— Не могу.
— Можешь, я же вылезла.
Я вижу, что Найл пытается, но он промерз, одежда отяжелела от воды.
— Найл, — говорю я. — Постарайся как следует. Не бросай меня.
Он выкарабкивается из воды и — я тащу его обеими руками — умудряется залезть на край. На миг оседает на снег, но я грубо дергаю его за руки.
— Идем, быстрее.
Мы ковыляем вдоль озера, на сей раз держась подальше от края. В подлеске кто-то шуршит, но мы ничего не видим: ни глаз, отражающих свет, ни теней в ночи. Я запираю за нами ворота и, поддерживая, веду мужа по дорожке к нашему домику. Никто не заметил, что мы были в загоне; как будто ничего и не произошло.
Вот разве что мы притащили с собой холод, въевшийся в самые кости.

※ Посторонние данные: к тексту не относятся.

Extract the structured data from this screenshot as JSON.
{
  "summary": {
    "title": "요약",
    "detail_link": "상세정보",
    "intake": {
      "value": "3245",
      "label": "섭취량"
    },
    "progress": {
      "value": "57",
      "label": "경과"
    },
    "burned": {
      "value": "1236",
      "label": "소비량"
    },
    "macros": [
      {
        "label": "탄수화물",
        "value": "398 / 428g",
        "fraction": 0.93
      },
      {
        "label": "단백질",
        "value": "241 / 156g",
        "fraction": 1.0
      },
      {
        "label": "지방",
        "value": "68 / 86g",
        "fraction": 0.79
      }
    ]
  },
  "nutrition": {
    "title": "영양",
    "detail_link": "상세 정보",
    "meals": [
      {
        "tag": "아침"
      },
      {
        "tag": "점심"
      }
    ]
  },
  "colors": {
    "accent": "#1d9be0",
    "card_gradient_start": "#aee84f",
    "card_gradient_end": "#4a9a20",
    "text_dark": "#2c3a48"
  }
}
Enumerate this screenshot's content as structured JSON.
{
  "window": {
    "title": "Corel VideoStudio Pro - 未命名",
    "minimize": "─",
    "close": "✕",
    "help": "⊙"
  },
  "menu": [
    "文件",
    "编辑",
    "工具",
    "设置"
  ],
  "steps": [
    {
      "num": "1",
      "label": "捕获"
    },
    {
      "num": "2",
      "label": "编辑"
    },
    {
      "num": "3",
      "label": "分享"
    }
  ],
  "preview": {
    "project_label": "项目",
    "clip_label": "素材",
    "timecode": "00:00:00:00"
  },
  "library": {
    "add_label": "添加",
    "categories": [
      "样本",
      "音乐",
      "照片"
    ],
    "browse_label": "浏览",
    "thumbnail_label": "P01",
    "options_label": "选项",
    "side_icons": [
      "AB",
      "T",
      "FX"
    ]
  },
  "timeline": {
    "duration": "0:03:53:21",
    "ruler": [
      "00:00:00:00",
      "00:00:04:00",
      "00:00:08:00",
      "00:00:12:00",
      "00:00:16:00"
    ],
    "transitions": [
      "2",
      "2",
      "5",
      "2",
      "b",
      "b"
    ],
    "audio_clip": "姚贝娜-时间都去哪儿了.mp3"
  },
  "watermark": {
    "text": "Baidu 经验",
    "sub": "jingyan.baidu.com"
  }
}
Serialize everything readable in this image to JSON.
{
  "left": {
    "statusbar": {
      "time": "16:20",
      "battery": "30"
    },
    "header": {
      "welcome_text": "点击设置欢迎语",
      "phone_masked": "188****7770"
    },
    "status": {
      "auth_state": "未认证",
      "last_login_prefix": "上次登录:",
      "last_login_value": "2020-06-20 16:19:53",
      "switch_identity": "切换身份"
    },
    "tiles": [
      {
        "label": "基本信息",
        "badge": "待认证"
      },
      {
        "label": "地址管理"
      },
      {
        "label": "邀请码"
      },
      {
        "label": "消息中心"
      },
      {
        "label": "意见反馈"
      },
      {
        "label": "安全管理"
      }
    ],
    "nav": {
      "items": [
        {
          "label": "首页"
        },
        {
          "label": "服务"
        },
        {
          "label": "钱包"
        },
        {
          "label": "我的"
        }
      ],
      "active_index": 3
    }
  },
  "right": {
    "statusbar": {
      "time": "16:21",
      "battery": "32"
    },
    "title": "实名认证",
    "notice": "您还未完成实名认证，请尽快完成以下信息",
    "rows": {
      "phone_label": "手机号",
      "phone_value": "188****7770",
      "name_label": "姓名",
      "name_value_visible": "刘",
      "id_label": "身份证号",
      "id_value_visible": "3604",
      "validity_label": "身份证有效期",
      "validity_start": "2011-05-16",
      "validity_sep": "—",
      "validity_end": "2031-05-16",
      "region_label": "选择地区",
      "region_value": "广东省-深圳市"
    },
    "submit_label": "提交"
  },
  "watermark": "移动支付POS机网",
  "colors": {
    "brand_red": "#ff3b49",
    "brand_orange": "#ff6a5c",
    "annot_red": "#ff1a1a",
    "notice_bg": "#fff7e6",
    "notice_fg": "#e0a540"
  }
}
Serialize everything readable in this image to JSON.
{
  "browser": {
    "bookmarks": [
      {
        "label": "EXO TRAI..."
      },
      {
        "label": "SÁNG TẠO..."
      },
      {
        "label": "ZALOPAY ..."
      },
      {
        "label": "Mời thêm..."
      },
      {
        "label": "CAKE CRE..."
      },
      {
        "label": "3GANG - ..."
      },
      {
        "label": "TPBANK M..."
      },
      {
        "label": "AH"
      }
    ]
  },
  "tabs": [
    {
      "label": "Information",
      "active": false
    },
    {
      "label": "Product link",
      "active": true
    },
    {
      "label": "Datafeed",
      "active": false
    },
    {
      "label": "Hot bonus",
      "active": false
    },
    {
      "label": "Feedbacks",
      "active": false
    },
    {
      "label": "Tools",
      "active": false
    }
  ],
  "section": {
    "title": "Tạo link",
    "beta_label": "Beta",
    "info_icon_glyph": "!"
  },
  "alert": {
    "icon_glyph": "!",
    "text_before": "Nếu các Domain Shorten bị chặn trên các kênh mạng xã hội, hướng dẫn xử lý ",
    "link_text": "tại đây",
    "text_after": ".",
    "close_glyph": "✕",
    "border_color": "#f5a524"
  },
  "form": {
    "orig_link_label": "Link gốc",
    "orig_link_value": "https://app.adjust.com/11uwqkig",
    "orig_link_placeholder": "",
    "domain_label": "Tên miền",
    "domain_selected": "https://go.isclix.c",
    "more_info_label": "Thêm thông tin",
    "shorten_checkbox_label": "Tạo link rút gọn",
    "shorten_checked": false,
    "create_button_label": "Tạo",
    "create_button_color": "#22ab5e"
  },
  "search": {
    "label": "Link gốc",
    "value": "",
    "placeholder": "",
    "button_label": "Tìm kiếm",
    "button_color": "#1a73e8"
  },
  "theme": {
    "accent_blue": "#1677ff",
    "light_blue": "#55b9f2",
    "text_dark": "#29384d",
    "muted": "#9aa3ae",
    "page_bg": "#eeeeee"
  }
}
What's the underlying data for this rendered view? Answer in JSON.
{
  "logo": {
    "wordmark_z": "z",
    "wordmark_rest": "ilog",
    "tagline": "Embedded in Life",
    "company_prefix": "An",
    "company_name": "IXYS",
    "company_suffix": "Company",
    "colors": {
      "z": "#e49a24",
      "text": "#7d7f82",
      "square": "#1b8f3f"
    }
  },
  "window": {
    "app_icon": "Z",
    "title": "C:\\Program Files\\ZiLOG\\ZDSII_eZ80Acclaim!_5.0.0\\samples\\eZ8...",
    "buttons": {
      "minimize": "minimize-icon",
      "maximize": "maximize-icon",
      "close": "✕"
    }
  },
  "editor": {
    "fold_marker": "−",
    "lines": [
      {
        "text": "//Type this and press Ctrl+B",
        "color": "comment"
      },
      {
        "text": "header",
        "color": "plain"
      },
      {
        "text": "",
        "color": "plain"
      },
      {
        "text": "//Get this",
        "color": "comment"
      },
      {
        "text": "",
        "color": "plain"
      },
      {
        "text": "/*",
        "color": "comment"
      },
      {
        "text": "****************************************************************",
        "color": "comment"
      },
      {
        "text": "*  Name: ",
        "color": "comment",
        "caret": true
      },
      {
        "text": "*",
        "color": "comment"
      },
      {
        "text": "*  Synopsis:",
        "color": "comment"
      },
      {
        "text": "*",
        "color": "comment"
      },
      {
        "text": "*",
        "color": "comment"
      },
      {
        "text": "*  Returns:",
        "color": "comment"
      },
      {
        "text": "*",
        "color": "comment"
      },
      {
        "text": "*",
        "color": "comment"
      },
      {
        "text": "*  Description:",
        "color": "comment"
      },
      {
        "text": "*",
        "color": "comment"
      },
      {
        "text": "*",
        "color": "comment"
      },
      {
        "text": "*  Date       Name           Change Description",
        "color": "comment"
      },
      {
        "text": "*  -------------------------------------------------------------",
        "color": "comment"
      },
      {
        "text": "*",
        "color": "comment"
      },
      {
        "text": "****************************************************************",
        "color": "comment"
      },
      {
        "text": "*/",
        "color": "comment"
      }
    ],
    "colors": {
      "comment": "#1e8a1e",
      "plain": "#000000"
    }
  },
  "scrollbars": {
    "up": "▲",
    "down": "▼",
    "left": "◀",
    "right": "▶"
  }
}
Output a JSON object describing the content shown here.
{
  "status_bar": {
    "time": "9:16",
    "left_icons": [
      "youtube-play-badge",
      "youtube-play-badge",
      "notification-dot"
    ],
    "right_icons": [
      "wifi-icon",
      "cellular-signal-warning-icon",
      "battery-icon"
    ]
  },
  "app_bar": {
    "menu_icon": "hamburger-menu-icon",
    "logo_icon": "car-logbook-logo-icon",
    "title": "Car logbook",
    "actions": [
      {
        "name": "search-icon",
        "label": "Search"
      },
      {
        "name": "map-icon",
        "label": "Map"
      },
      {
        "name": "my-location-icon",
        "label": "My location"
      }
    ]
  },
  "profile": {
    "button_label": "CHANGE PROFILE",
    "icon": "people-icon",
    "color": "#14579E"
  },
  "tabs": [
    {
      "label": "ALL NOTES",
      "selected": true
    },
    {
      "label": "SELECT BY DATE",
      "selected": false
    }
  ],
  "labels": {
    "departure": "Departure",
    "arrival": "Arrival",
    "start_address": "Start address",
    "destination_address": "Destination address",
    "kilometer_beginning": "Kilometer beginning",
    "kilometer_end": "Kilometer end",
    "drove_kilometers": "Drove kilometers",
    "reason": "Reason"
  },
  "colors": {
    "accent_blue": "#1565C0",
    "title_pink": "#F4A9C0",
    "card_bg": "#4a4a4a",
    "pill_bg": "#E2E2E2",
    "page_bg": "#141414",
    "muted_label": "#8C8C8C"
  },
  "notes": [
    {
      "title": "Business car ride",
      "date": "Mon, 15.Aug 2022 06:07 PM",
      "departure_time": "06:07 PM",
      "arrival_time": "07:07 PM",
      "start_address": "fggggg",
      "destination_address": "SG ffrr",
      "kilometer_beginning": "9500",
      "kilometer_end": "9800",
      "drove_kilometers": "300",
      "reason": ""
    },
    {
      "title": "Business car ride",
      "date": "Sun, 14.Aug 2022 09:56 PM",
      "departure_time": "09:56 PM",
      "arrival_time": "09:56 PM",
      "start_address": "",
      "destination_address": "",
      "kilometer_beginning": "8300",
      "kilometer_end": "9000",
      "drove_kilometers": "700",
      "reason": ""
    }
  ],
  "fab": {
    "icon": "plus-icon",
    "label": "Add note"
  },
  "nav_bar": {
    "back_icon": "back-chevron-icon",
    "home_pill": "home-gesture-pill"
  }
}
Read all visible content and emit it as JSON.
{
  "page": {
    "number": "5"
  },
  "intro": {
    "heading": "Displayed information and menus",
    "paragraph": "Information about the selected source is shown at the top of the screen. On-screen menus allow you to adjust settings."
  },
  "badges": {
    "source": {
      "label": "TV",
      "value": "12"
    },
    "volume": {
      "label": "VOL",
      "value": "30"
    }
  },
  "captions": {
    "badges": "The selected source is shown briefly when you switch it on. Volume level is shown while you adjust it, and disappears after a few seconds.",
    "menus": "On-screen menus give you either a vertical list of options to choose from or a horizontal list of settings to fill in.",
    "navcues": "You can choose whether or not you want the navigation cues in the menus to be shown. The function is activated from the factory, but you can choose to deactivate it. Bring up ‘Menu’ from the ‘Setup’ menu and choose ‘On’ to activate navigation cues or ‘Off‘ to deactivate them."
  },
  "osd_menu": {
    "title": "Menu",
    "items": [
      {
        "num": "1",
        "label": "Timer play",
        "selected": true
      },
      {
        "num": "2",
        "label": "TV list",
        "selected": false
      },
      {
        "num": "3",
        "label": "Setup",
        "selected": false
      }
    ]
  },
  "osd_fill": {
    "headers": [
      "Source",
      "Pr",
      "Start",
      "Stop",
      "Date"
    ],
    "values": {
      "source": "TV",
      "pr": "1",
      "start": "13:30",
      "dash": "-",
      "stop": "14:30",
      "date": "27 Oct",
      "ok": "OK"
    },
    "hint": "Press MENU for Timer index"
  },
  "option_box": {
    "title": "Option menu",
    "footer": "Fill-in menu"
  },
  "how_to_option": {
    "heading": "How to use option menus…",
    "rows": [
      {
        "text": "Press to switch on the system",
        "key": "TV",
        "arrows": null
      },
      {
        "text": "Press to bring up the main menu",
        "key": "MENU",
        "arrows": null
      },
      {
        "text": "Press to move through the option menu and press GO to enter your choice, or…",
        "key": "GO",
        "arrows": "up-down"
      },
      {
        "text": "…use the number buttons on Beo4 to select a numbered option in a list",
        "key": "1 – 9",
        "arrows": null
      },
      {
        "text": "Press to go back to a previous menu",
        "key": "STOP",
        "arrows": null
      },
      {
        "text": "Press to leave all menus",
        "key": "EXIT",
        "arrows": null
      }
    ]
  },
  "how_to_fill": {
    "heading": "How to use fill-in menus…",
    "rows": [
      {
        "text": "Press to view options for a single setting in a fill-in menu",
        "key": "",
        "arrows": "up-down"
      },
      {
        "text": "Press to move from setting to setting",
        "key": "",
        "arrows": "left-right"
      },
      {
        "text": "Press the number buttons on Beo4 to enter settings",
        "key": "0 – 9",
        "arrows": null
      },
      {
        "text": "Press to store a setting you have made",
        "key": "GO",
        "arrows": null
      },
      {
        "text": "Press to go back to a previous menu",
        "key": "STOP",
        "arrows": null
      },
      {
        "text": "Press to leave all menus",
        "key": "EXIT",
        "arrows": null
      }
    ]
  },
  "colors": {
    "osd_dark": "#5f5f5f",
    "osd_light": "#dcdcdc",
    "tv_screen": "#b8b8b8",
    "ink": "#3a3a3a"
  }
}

Я пускаю воду в душе, не слишком горячую, потом помогаю Найлу раздеться. Его сильно трясет, но когда я затаскиваю его под душ, он начинает успокаиваться. Я раздеваюсь, залезаю туда же, обхватываю руками его тело, пытаясь передать все тепло, какое у меня есть.
Немного позже:
— Ты как там?
Он кивает, ладонью прижимает к себе мою голову. Губами мы уткнулись друг другу в плечо.
— Просто ночное купание, да? Для тебя обычное дело.
Я улыбаюсь:
— А то.
— В тебе, видимо, кровь людей-тюленей, — бормочет он.
— Наверное.
— Я по тебе скучал, милая.
— Ая по тебе.
— Зачем ты ушла?
Я отвечаю не сразу.
— Трудно сказать.
— А подумать можешь?
Я передвигаю губы к его шее, прижимаюсь к ней. Делаю попытку.
— Если я остаюсь, — шепчу я, — мне кажется, это во вред.
— А мне кажется, тебе страшно.
Признать это — своего рода облегчение.
— Правда. Мне всегда страшно.
— Всю жизнь так нельзя, любовь моя.
Я сглатываю, вспоминаю щекотание перышка в горле.
— Да, нельзя.
Долго стоит тишина, только вода льется.
— Мой отец задушил человека, — говорю я тихо. — А мать повесилась, набросив веревку на шею. Эдит утонула в жидкости, заполнившей легкие. А я своим телом задушила нашу дочь. Во сне меня что-то душит, а проснувшись, я обнаруживаю, что пытаюсь отнять у тебя воздух. В моей семье что-то надломлено. И сильнее всего — во мне.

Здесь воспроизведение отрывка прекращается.